Selon RFI, les autorités zimbabwéennes ont annoncé ce lundi 6 juillet 2026 avoir facilité le retour de plus de 21 300 de leurs ressortissants depuis l’Afrique du Sud, et ce en un peu plus de cinq semaines. Cette vague de départs s’inscrit dans un contexte de tensions croissantes dans le pays voisin, marqué par une montée des violences xénophobes visant les migrants en situation irrégulière.

Ce qu'il faut retenir

  • Plus de 78 000 Zimbabwéens ont quitté l’Afrique du Sud en cinq semaines, dont 21 300 avec l’aide des autorités de Harare.
  • Plus de 56 800 autres ont regagné le Zimbabwe par leurs propres moyens.
  • Ces départs font suite à une recrudescence des violences xénophobes en Afrique du Sud.
  • Le ministre zimbabwéen de l’Information a confirmé ces chiffres lors d’une déclaration officielle.

D’après les chiffres communiqués par le gouvernement zimbabwéen, 56 800 Zimbabwéens supplémentaires ont choisi de rentrer dans leur pays sans assistance. Au total, ce sont donc près de 78 000 personnes qui ont quitté l’Afrique du Sud entre fin mai et début juillet 2026. Ces mouvements de population interviennent alors que les tensions liées à la présence de migrants en situation irrégulière s’exacerbent dans plusieurs grandes villes sud-africaines.

Le ministre zimbabwéen de l’Information, Christopher Mushohwe, a précisé que ces retours s’organisaient dans un cadre sécurisé et coordonné. « Nous avons travaillé en étroite collaboration avec les autorités sud-africaines pour garantir un retour ordonné et sûr de nos compatriotes », a-t-il déclaré. Ces déclarations interviennent alors que des rapports locaux et internationaux documentent une augmentation des attaques contre les étrangers, notamment les ressortissants zimbabwéens, accusés de concurrence déloyale sur le marché du travail.

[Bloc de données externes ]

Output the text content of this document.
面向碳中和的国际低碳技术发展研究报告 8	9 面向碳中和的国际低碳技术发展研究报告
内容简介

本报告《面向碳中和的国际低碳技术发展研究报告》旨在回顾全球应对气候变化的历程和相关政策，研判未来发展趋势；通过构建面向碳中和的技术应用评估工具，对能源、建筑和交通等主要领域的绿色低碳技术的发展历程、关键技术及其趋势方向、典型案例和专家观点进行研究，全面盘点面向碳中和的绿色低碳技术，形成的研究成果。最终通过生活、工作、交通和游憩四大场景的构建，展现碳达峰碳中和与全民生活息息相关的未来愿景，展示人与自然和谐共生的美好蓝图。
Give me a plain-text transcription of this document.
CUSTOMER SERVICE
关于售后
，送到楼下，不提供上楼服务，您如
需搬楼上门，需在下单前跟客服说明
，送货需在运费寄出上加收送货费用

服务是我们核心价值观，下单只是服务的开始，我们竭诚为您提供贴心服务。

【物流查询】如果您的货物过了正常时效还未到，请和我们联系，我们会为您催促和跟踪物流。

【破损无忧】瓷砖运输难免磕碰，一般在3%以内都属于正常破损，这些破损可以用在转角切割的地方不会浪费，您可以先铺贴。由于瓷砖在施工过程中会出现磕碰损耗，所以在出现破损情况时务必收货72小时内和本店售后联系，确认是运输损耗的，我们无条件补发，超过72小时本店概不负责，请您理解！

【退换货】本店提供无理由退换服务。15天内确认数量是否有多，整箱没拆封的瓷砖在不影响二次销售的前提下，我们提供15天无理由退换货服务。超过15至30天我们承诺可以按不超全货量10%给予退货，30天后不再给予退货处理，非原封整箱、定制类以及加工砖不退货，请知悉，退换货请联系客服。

« Nous avons travaillé en étroite collaboration avec les autorités sud-africaines pour garantir un retour ordonné et sûr de nos compatriotes. »
— Christopher Mushohwe, ministre zimbabwéen de l’Information

L’Afrique du Sud, qui abrite l’une des plus grandes communautés de migrants en Afrique, fait face depuis plusieurs années à des poussées de xénophobie. Les violences, parfois meurtrières, ont régulièrement ciblé des ressortissants zimbabwéens, mais aussi ceux d’autres pays voisins comme le Mozambique ou la Somalie. En 2025 déjà, des vagues de violences avaient provoqué le départ de milliers de migrants, rappelant une situation récurrente dans le pays.

Côté zimbabwéen, les autorités semblent avoir anticipé ce mouvement de retour. Des centres de réception ont été mis en place aux points d’entrée frontaliers pour accueillir les rapatriés, tandis que des campagnes d’information ont été menées pour encourager les départs volontaires. « Nous appelons nos concitoyens à rester prudents et à privilégier les retours organisés plutôt que les traversées clandestines », a ajouté Mushohwe.

Et maintenant ?

Les prochaines semaines pourraient voir une intensification des contrôles aux frontières et une possible augmentation des départs spontanés, si la situation sécuritaire en Afrique du Sud ne s’améliore pas. Une réunion entre les autorités zimbabwéennes et sud-africaines est attendue d’ici la fin du mois de juillet pour discuter des modalités de gestion des flux migratoires et des mesures de protection des migrants. Par ailleurs, des organisations de défense des droits de l’homme ont déjà appelé à une réponse régionale coordonnée pour éviter une escalade des violences.

Dans l’immédiat, Harare a indiqué qu’elle continuerait à soutenir le retour de ses ressortissants, tout en appelant à une résolution pacifique de la crise. Les observateurs s’interrogent désormais sur l’impact économique et social de ce mouvement de population, tant pour le Zimbabwe, qui devra absorber ce retour massif, que pour l’Afrique du Sud, confrontée à une pénurie de main-d’œuvre dans certains secteurs.

Ces départs s’inscrivent dans un contexte de violences xénophobes accrues en Afrique du Sud, où des migrants en situation irrégulière, notamment zimbabwéens, sont régulièrement pris pour cible. Les tensions autour de l’emploi et des conditions de vie expliquent en partie cette exode.